As ambassador, Moreno de Caro pushed an accelerated agenda of mutual Colombian and South African investment, trade and interest. During his ambassadorship, the South African government expressed interest in implementing a bus rapid transit system modeled after Bogota's TransMilenio in many of its big cities in preparation for the 2010 FIFA World Cup that would be held in that country. For this the South African government subscribed to a cooperation agreement with Colombia in order to exchange experiences and expertise, an agreement that linked the cities of Pretoria, Johannesburg, and Port Elizabeth to Bogotá. The end result of this technological exchange resulted in the creation of the Rea Vaya. In his commitment to social responsibility, Moreno enlisted a group of three South African young men who had been afflicted by drug addiction to a program that included opportunities to work and study to better their lives, and with the aid and assistance of the Colombian embassy were able to rejoin society and establish their own company, for this social labour, the Embassy was awarded a Social Responsibility certificate by Junior Chamber International.

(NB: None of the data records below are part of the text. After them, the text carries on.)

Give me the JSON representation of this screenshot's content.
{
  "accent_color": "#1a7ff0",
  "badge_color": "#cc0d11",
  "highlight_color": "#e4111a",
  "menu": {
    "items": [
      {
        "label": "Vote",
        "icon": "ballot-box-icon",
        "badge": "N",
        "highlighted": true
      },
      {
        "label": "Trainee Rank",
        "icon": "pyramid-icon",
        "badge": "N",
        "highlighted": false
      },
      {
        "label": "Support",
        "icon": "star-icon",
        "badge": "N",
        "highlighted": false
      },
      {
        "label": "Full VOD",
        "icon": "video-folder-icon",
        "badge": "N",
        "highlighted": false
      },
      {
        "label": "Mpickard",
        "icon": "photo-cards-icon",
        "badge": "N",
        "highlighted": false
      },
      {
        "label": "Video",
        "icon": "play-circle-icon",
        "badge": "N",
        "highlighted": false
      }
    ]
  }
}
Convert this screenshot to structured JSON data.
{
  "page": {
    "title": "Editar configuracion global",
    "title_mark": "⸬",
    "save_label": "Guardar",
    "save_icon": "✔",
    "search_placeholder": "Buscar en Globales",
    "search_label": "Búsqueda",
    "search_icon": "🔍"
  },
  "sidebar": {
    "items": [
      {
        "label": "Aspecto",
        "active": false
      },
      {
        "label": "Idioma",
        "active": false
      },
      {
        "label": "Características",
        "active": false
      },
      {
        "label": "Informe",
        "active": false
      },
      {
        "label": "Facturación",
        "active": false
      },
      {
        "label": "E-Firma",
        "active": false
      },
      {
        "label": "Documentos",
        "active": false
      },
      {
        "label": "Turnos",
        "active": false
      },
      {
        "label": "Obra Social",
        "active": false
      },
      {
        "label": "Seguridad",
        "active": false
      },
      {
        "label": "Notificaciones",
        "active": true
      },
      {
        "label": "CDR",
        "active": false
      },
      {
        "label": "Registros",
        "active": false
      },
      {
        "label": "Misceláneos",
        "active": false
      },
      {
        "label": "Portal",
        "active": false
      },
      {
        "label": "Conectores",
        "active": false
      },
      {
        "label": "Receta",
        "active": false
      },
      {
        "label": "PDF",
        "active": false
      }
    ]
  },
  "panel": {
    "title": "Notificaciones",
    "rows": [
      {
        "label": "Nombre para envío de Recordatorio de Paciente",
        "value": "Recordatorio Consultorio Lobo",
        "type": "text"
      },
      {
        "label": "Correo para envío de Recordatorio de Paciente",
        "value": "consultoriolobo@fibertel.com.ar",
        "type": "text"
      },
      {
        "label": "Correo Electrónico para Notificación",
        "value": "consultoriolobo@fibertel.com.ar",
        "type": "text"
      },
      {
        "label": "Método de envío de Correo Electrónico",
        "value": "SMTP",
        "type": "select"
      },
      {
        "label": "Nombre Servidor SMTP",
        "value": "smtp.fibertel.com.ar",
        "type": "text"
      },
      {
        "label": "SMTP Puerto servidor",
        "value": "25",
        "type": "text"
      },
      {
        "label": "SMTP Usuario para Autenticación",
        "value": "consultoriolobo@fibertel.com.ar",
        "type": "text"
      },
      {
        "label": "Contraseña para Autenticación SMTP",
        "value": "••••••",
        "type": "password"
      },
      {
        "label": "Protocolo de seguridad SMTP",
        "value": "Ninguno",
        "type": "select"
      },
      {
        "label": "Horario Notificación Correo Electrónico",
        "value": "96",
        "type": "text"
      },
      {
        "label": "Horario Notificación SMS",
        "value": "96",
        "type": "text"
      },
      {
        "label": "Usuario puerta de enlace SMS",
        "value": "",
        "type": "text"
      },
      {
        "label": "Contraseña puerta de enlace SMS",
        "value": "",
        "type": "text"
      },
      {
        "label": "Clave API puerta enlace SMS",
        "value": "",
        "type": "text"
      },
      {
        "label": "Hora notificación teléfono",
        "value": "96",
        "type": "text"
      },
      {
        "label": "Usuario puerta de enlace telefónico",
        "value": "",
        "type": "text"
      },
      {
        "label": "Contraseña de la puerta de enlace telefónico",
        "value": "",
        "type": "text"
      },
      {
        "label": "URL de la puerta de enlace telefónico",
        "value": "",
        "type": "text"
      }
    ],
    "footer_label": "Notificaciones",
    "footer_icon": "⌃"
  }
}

Forceful Moreno insisted in submitting a weekly personal report directly to President Uribe to subdue the animosity and lack of public expectations in his appointment as ambassador. Every Saturday Moreno would call the President to present his accomplishments. Four months in his new job, Moreno once again stirred controversy when he announced that he was resigning from his post, because according to him he had completed “80 percent of the commitments made to the President and the country, and in a few months [I expect] to complete the remaining tasks to return to the country.” In response to the ic public criticism of his actions, the Chancellery informed Moreno that if he insisted in resigning, he would have to pay for his relocation costs and that of his staff and family, for the embassy would not pay for their return given the short time in their posts, this forced Moreno to stay as ambassador in Pretoria vowing his swift return to national politics whenever he had the chance.

Moreno de Caro finally resigned his ambassadorship in 2008 and was replaced by Édgar José Perea Arias.